PIT Count estimates are often criticized for being an under-representation of homelessness, as the count of unsheltered individuals are designed to capture those who are street-dwelling. This can exclude those who are hiding in hard-to-survey places such as ATM vestibules, 24 hour restaurants, abandoned buildings, or underground tunnels. But there are few other reliable methods for estimating population size. Difficulty with counting can be attributed to unclear definitions of homelessness, transience, and the cyclical nature of homelessness (Institute of Medicine, 1988).

However, after decades of developing and redeveloping strategies, researchers have come to a consensus that “service-based methods” produce the most accurate enumeration of homeless individuals.
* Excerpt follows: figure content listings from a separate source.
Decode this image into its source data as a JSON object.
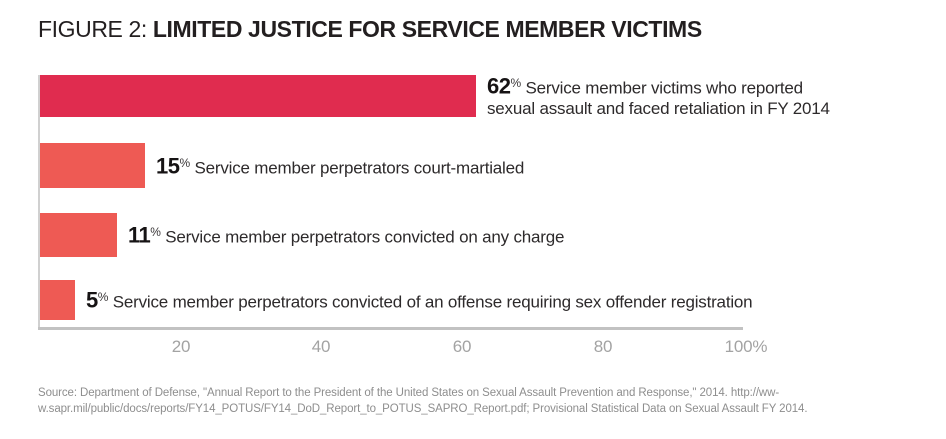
{
  "title": {
    "prefix": "FIGURE 2:",
    "main": "LIMITED JUSTICE FOR SERVICE MEMBER VICTIMS"
  },
  "chart_data": {
    "type": "bar",
    "orientation": "horizontal",
    "title": "FIGURE 2: LIMITED JUSTICE FOR SERVICE MEMBER VICTIMS",
    "xlabel": "",
    "ylabel": "",
    "xlim": [
      0,
      100
    ],
    "x_ticks": [
      20,
      40,
      60,
      80,
      100
    ],
    "x_tick_labels": [
      "20",
      "40",
      "60",
      "80",
      "100%"
    ],
    "grid": false,
    "legend": "none",
    "categories": [
      "Service member victims who reported sexual assault and faced retaliation in FY 2014",
      "Service member perpetrators court-martialed",
      "Service member perpetrators convicted on any charge",
      "Service member perpetrators convicted of an offense requiring sex offender registration"
    ],
    "values": [
      62,
      15,
      11,
      5
    ],
    "bars": [
      {
        "value": 62,
        "pct": "62",
        "pct_sign": "%",
        "line1": "Service member victims who reported",
        "line2": "sexual assault and faced retaliation in FY 2014",
        "color": "#e02c4f"
      },
      {
        "value": 15,
        "pct": "15",
        "pct_sign": "%",
        "line1": "Service member perpetrators court-martialed",
        "color": "#ee5a54"
      },
      {
        "value": 11,
        "pct": "11",
        "pct_sign": "%",
        "line1": "Service member perpetrators convicted on any charge",
        "color": "#ee5a54"
      },
      {
        "value": 5,
        "pct": "5",
        "pct_sign": "%",
        "line1": "Service member perpetrators convicted of an offense requiring sex offender registration",
        "color": "#ee5a54"
      }
    ]
  },
  "source": {
    "line1": "Source: Department of Defense, \"Annual Report to the President of the United States on Sexual Assault Prevention and Response,\" 2014. http://ww-",
    "line2": "w.sapr.mil/public/docs/reports/FY14_POTUS/FY14_DoD_Report_to_POTUS_SAPRO_Report.pdf; Provisional Statistical Data on Sexual Assault FY 2014."
  },
  "colors": {
    "bar_primary": "#e02c4f",
    "bar_secondary": "#ee5a54",
    "axis_line": "#c2c2c2",
    "tick_text": "#a3a3a3",
    "title_text": "#231f20",
    "label_text": "#2d2a2b",
    "source_text": "#8e8e8e"
  }
}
Service-based methods refer to survey techniques that sample from or count people who are homeless in a variety of service system locations, such as shelters, soup kitchens, and day programs (Peressini, McDonald, & Hulchanski, 2009).   

In one study, researchers employed a service-based method to specifically study the population of people experiencing homelessness who were caring for animals in Knoxville, TN (Cronley, Strand, Patterson, & Gwaltney, 2009). They achieved this through their use of Homeless Management Information Systems (HMIS), an electronic database meant to facilitate the collection of accurate and streamlined data and the coordination of services among homeless service providers. Since the enactment of the HEARTH Act in 2009, all communities are now required operate and consistently participate in an HMIS (US Department of Housing and Urban Development [HUD], 2009). While using HMIS to quantify homelessness and animal companionship may provide a more accurate number, it may still provide an under-representation of homeless animal guardians due to its inability to capture information on individuals who do not engage with service providers. 
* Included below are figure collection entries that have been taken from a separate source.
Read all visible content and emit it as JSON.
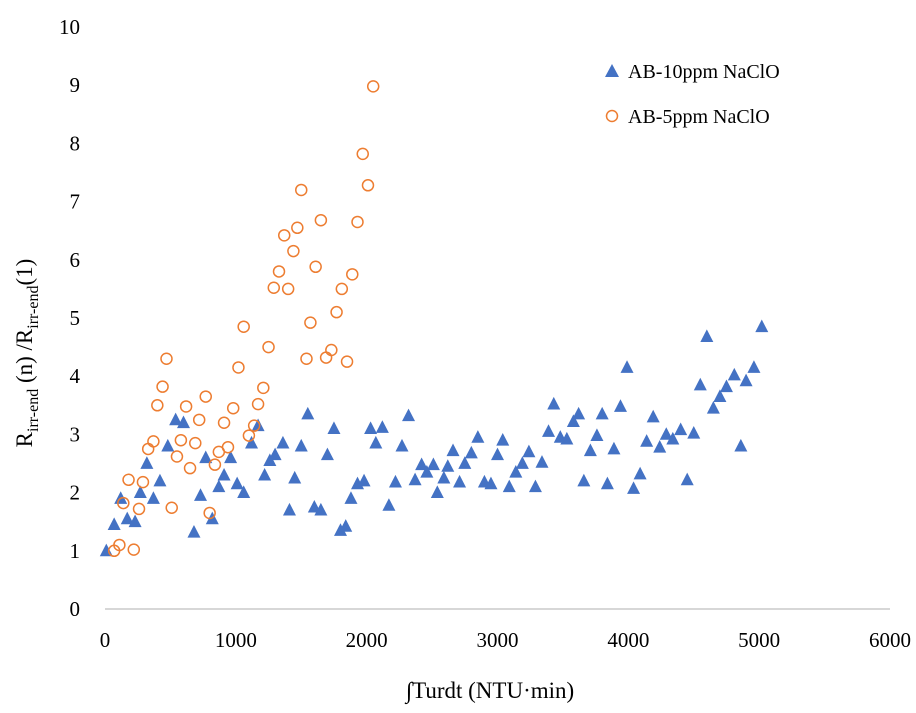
{
  "chart_data": {
    "type": "scatter",
    "xlabel": "∫Turdt (NTU·min)",
    "ylabel": {
      "base1": "R",
      "sub1": "irr-end",
      "mid": " (n) /",
      "base2": "R",
      "sub2": "irr-end",
      "tail": "(1)"
    },
    "xlim": [
      0,
      6000
    ],
    "ylim": [
      0,
      10
    ],
    "xticks": [
      "0",
      "1000",
      "2000",
      "3000",
      "4000",
      "5000",
      "6000"
    ],
    "yticks": [
      "0",
      "1",
      "2",
      "3",
      "4",
      "5",
      "6",
      "7",
      "8",
      "9",
      "10"
    ],
    "grid": false,
    "legend_position": "top-right",
    "series": [
      {
        "name": "AB-10ppm NaClO",
        "marker": "filled-triangle",
        "color": "#4472C4",
        "points": [
          [
            10,
            1.0
          ],
          [
            70,
            1.45
          ],
          [
            120,
            1.9
          ],
          [
            170,
            1.55
          ],
          [
            230,
            1.5
          ],
          [
            270,
            2.0
          ],
          [
            320,
            2.5
          ],
          [
            370,
            1.9
          ],
          [
            420,
            2.2
          ],
          [
            480,
            2.8
          ],
          [
            540,
            3.25
          ],
          [
            600,
            3.2
          ],
          [
            680,
            1.32
          ],
          [
            730,
            1.95
          ],
          [
            770,
            2.6
          ],
          [
            820,
            1.55
          ],
          [
            870,
            2.1
          ],
          [
            910,
            2.3
          ],
          [
            960,
            2.6
          ],
          [
            1010,
            2.15
          ],
          [
            1060,
            2.0
          ],
          [
            1120,
            2.85
          ],
          [
            1170,
            3.15
          ],
          [
            1220,
            2.3
          ],
          [
            1260,
            2.55
          ],
          [
            1300,
            2.65
          ],
          [
            1360,
            2.85
          ],
          [
            1410,
            1.7
          ],
          [
            1450,
            2.25
          ],
          [
            1500,
            2.8
          ],
          [
            1550,
            3.35
          ],
          [
            1600,
            1.75
          ],
          [
            1650,
            1.7
          ],
          [
            1700,
            2.65
          ],
          [
            1750,
            3.1
          ],
          [
            1800,
            1.35
          ],
          [
            1840,
            1.42
          ],
          [
            1880,
            1.9
          ],
          [
            1930,
            2.15
          ],
          [
            1980,
            2.2
          ],
          [
            2030,
            3.1
          ],
          [
            2070,
            2.85
          ],
          [
            2120,
            3.12
          ],
          [
            2170,
            1.78
          ],
          [
            2220,
            2.18
          ],
          [
            2270,
            2.8
          ],
          [
            2320,
            3.32
          ],
          [
            2370,
            2.22
          ],
          [
            2420,
            2.48
          ],
          [
            2460,
            2.35
          ],
          [
            2510,
            2.48
          ],
          [
            2540,
            2.0
          ],
          [
            2590,
            2.25
          ],
          [
            2620,
            2.45
          ],
          [
            2660,
            2.72
          ],
          [
            2710,
            2.18
          ],
          [
            2750,
            2.5
          ],
          [
            2800,
            2.68
          ],
          [
            2850,
            2.95
          ],
          [
            2900,
            2.18
          ],
          [
            2950,
            2.15
          ],
          [
            3000,
            2.65
          ],
          [
            3040,
            2.9
          ],
          [
            3090,
            2.1
          ],
          [
            3140,
            2.35
          ],
          [
            3190,
            2.5
          ],
          [
            3240,
            2.7
          ],
          [
            3290,
            2.1
          ],
          [
            3340,
            2.52
          ],
          [
            3390,
            3.05
          ],
          [
            3430,
            3.52
          ],
          [
            3480,
            2.95
          ],
          [
            3530,
            2.92
          ],
          [
            3580,
            3.22
          ],
          [
            3620,
            3.35
          ],
          [
            3660,
            2.2
          ],
          [
            3710,
            2.72
          ],
          [
            3760,
            2.98
          ],
          [
            3800,
            3.35
          ],
          [
            3840,
            2.15
          ],
          [
            3890,
            2.75
          ],
          [
            3940,
            3.48
          ],
          [
            3990,
            4.15
          ],
          [
            4040,
            2.07
          ],
          [
            4090,
            2.32
          ],
          [
            4140,
            2.88
          ],
          [
            4190,
            3.3
          ],
          [
            4240,
            2.78
          ],
          [
            4290,
            3.0
          ],
          [
            4340,
            2.92
          ],
          [
            4400,
            3.08
          ],
          [
            4450,
            2.22
          ],
          [
            4500,
            3.02
          ],
          [
            4550,
            3.85
          ],
          [
            4600,
            4.68
          ],
          [
            4650,
            3.45
          ],
          [
            4700,
            3.65
          ],
          [
            4750,
            3.82
          ],
          [
            4810,
            4.02
          ],
          [
            4860,
            2.8
          ],
          [
            4900,
            3.92
          ],
          [
            4960,
            4.15
          ],
          [
            5020,
            4.85
          ]
        ]
      },
      {
        "name": "AB-5ppm NaClO",
        "marker": "open-circle",
        "color": "#ED7D31",
        "points": [
          [
            70,
            1.0
          ],
          [
            110,
            1.1
          ],
          [
            140,
            1.82
          ],
          [
            180,
            2.22
          ],
          [
            220,
            1.02
          ],
          [
            260,
            1.72
          ],
          [
            290,
            2.18
          ],
          [
            330,
            2.75
          ],
          [
            370,
            2.88
          ],
          [
            400,
            3.5
          ],
          [
            440,
            3.82
          ],
          [
            470,
            4.3
          ],
          [
            510,
            1.74
          ],
          [
            550,
            2.62
          ],
          [
            580,
            2.9
          ],
          [
            620,
            3.48
          ],
          [
            650,
            2.42
          ],
          [
            690,
            2.85
          ],
          [
            720,
            3.25
          ],
          [
            770,
            3.65
          ],
          [
            800,
            1.65
          ],
          [
            840,
            2.48
          ],
          [
            870,
            2.7
          ],
          [
            910,
            3.2
          ],
          [
            940,
            2.78
          ],
          [
            980,
            3.45
          ],
          [
            1020,
            4.15
          ],
          [
            1060,
            4.85
          ],
          [
            1100,
            2.98
          ],
          [
            1140,
            3.15
          ],
          [
            1170,
            3.52
          ],
          [
            1210,
            3.8
          ],
          [
            1250,
            4.5
          ],
          [
            1290,
            5.52
          ],
          [
            1330,
            5.8
          ],
          [
            1370,
            6.42
          ],
          [
            1400,
            5.5
          ],
          [
            1440,
            6.15
          ],
          [
            1470,
            6.55
          ],
          [
            1500,
            7.2
          ],
          [
            1540,
            4.3
          ],
          [
            1570,
            4.92
          ],
          [
            1610,
            5.88
          ],
          [
            1650,
            6.68
          ],
          [
            1690,
            4.32
          ],
          [
            1730,
            4.45
          ],
          [
            1770,
            5.1
          ],
          [
            1810,
            5.5
          ],
          [
            1850,
            4.25
          ],
          [
            1890,
            5.75
          ],
          [
            1930,
            6.65
          ],
          [
            1970,
            7.82
          ],
          [
            2010,
            7.28
          ],
          [
            2050,
            8.98
          ]
        ]
      }
    ]
  }
}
For example, researchers in Toledo, OH who interviewed human attendees of a service fair for companion animals of the homeless found that some participants had foreclosed on the idea of accessing services due to an anticipation that their pets would not be welcomed (Tscherne, Kim, & Hoy, 2017). Thus, the interview participants and the uncounted number of human-animal families like them are invisible to HMIS and to the homeless service system in general.

The study from Knoxville which used HMIS reported that 5.5% of the sampled individuals were caring for an animal. The study also found certain common qualities among people experiencing homelessness who were caring for an animal, characterizing this population in Knoxville as more likely to be female, Euro-American, married, experiencing homelessness for the first time, and possibly being homeless due to domestic violence. Chronically homeless individuals were the second most likely type of person to be caring for an animal. The study suggests that in light of this information, organizations serving the homeless should have intake questions which inquire about animal companionship if clients present any of the identified characteristics which make them more likely to be an animal guardian (Cronley et al., 2009).

The same study explores the significance of the population size. While 5.5% may seem like a small percentage, it does indicate that clinicians and other social service workers in the field of homelessness will encounter clients with animals at some point in their practice (Cronley et al., 2009). What’s more, therapists, substance use counselors, and others who specialize in certain areas who are working with homeless clients with companion animals may find their work on hold for longer, as their clients face additional barriers to eating, protecting themselves from the elements, and having a safe place to sleep. 

Year round, we advocate for better quantification of homelessness and animal companionship through HMIS - the most accurate way we know how to collect numbers on this population. But especially in the winter, we ask providers and the public to push for an accessible way to count people experiencing homelessness with animals - the PIT Count. The PIT Count is an existing tool than needs only one question to be added in order to begin collecting the data needed to better understand this issue. And the process of collecting such crucial data can come in the simple shape of a single check-box.